The species lives in families, with population densities of 10 to 12 individuals per hectare. Family feeding territories do not overlap with each other, and mostly remain the same each year; however, the home territories of different family groups are larger and do overlap with each other. Both males and females have been observed to mark corners of stones mostly located near the center of their home territory, from April to December, by rubbing their neck glands against them.

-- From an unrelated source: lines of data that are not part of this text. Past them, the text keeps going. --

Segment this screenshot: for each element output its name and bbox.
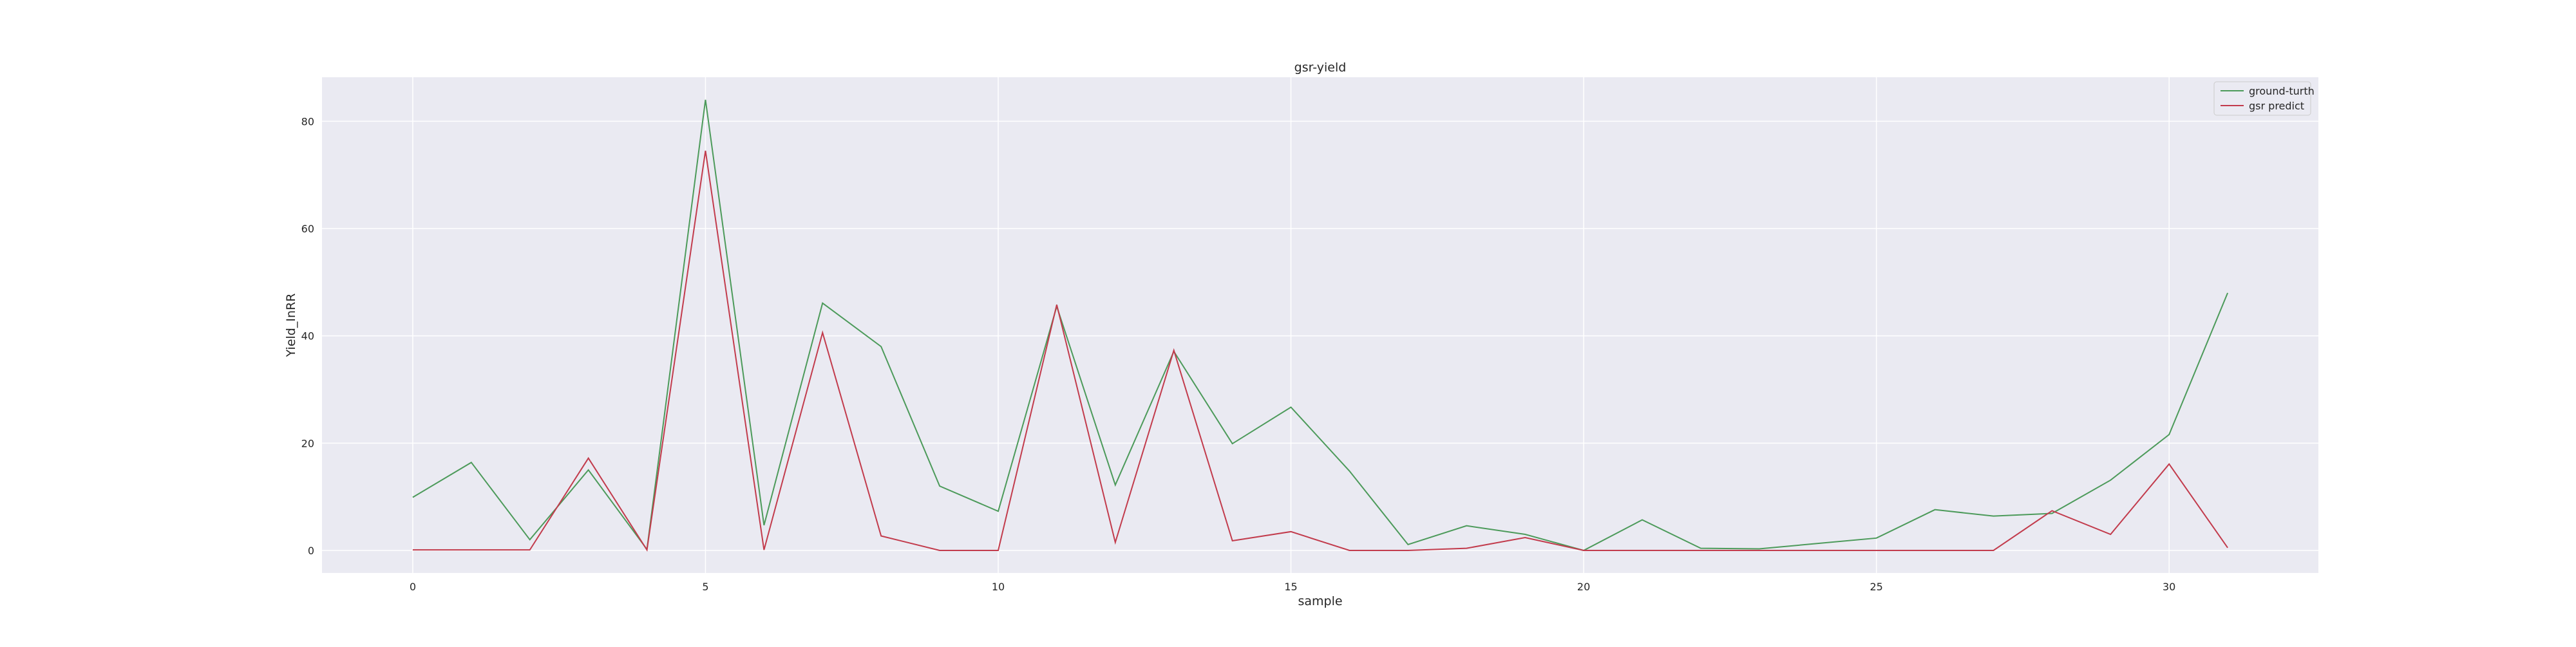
tick-labels: 0 5 10 15 20 25 30 0 20 40 60 80 — [301, 115, 2176, 593]
legend: ground-turth gsr predict — [2213, 81, 2315, 116]
legend-label-gsr-predict: gsr predict — [2249, 100, 2304, 112]
series-line-gsr-predict — [412, 151, 2228, 552]
series-lines — [412, 99, 2229, 552]
y-tick-label-0: 0 — [308, 545, 314, 557]
chart-title: gsr-yield — [1294, 61, 1347, 75]
y-tick-label-20: 20 — [301, 437, 314, 449]
grid-lines — [322, 77, 2318, 573]
plot-area — [322, 77, 2318, 573]
x-tick-label-10: 10 — [992, 581, 1005, 593]
x-axis-label: sample — [1298, 594, 1342, 608]
series-line-ground-turth — [412, 99, 2229, 552]
x-tick-label-20: 20 — [1577, 581, 1590, 593]
y-tick-label-60: 60 — [301, 223, 314, 235]
x-tick-label-30: 30 — [2163, 581, 2175, 593]
legend-label-ground-turth: ground-turth — [2249, 85, 2315, 97]
x-tick-label-15: 15 — [1284, 581, 1297, 593]
x-tick-label-0: 0 — [410, 581, 416, 593]
y-tick-label-40: 40 — [301, 330, 314, 342]
x-tick-label-25: 25 — [1870, 581, 1882, 593]
y-axis-label: Yield_InRR — [284, 294, 298, 358]
y-tick-label-80: 80 — [301, 115, 314, 127]
x-tick-label-5: 5 — [702, 581, 708, 593]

The female's fecundity is low, as with other pikas inhabiting talus piles, and the size of litters decreases as the elevation increases. A.F. Potapkina observed a seasonal increase in the number of offspring per litter. On average, the female of the western Altai Mountains produces two litters, while in the northwestern Altai and the western Sayan Mountains she produces 2.7 litters—with 10% producing up to three litters in the latter case. In 1984, G.I. Makushin and G.I. Orlov determined the average annual mortality rate of the alpine pika to be 53% for populations living in forests and 41% for those living in the alpine zones—most of them aged between one and three years. The annual population density fluctuations of most populations were insignificant.

===Vocalizations===
The alpine pika can emit three different vocalizations. The long call is heard during the mating season from only the subspecies O. a. alpina, O. a. changaica, and O. a. nitida. The short call is a harsh, sharp whistle that is easily distinguishable from the short high-pitched whistle of the northern pika. The alarm call is given out immediately any danger from predators or humans is perceived, and can travel greater distances than the calls of most other pika species.

===Parasites===
Internal parasites of the alpine pika include many worm species, such as Schizorchis altaica, Cephaluris andrejevi, Heligmosomum dubinini, and Eugenuris schumakovitschi. Schizorchis altaica was found in individuals inhabiting the southern Altai mountains, and Heligmosomum dubinini in those inhabiting the Sayan and Altai mountains.

==Status and conservation==
Since 1996, the alpine pika has been rated a species of least concern on the IUCN Red List of Endangered Species. This is because it is widespread, with no known population decline. Despite the lack of data relating to its current population state, it is thought to have a stable trend, with some isolated populations exhibiting some variation. It has been regionally red-listed in China and Mongolia as a species of least concern, and about 12% of its population in Mongolia is found in protected areas.